I bet this suit will be useful down the line. His creator will be barely remembered, only perhaps as a footnote, as the guy who tried so very hard, but didn't quite succeed in the end. They'll look back on the wacko shaving with a Bowie, and smile, thinking the only application he saw was to tackle bears.
I wish him luck. He may be insane, but the most remarkable men are.
"There is no surer way to ruin a good discussion than to contaminate it with the facts."
I've actually been involved with the IgNobel people for several years now, and Marc Abrahams - the heart and soul of the Awards - genuinely respects him. Troy is leaps and bounds more scientifically respectable than the inventor of the plastic lawn flamingo or some guy who puts Barney dolls in formaldehyde (both of whom have received awards).

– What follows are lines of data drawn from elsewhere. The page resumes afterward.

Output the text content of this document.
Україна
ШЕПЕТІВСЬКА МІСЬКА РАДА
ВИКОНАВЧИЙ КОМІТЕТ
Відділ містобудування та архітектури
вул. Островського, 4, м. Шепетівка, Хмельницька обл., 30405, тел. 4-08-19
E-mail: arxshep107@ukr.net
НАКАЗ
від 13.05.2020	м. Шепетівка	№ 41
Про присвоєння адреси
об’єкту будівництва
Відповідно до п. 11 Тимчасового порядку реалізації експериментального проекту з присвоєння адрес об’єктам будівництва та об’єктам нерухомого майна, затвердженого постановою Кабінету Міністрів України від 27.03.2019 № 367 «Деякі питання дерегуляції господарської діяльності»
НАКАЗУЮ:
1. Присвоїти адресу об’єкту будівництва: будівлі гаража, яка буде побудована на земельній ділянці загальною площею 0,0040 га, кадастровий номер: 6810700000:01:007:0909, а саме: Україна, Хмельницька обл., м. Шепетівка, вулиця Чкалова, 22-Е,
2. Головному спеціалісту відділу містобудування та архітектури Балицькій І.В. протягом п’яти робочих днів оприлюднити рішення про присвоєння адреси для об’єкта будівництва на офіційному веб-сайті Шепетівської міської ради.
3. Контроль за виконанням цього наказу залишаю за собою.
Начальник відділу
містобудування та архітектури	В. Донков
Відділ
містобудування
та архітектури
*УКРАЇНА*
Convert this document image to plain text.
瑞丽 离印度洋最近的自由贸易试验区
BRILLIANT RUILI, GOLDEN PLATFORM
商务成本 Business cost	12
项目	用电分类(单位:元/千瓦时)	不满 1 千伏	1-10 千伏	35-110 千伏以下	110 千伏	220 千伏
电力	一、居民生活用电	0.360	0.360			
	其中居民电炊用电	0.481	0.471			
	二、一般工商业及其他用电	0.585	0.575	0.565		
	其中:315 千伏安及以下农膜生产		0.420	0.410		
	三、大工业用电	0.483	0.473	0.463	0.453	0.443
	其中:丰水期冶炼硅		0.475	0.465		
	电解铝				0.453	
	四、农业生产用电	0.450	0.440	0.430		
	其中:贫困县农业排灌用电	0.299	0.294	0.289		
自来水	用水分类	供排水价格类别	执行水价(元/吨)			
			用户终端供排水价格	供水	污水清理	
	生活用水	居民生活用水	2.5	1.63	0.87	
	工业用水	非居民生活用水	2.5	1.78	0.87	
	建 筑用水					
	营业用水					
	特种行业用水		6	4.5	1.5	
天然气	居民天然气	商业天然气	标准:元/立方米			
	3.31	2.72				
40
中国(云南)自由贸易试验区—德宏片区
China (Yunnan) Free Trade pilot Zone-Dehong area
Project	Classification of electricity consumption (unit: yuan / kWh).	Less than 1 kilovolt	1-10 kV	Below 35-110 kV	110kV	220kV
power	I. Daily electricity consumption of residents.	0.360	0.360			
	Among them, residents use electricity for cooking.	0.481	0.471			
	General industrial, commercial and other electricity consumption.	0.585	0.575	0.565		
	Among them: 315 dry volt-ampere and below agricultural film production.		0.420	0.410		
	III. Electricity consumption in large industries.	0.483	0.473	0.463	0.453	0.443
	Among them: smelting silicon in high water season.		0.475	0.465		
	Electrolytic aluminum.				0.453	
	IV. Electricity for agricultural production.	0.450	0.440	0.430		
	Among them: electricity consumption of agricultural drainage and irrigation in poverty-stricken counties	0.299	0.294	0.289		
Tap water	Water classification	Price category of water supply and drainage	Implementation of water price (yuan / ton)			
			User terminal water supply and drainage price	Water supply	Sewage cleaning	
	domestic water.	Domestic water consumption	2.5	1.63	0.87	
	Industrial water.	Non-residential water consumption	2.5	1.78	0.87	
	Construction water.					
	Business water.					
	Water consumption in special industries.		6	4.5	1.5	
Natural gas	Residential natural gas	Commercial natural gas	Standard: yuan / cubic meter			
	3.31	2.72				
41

What Marc and the others were stunned at was the fact that Troy tests all of this stuff on himself. He doesn't much around with testing equipment; rather, he measures the real-world implications of the armor.
I, for one, think that there is something to all this. He's not someone to be snickered at and dismissed, even if he has won an IgNobel.
Yes...but can he sustain being hit by a log, which is dropped from a truck which is driven by a bear? The big questions still remains. For God's sake...WHY???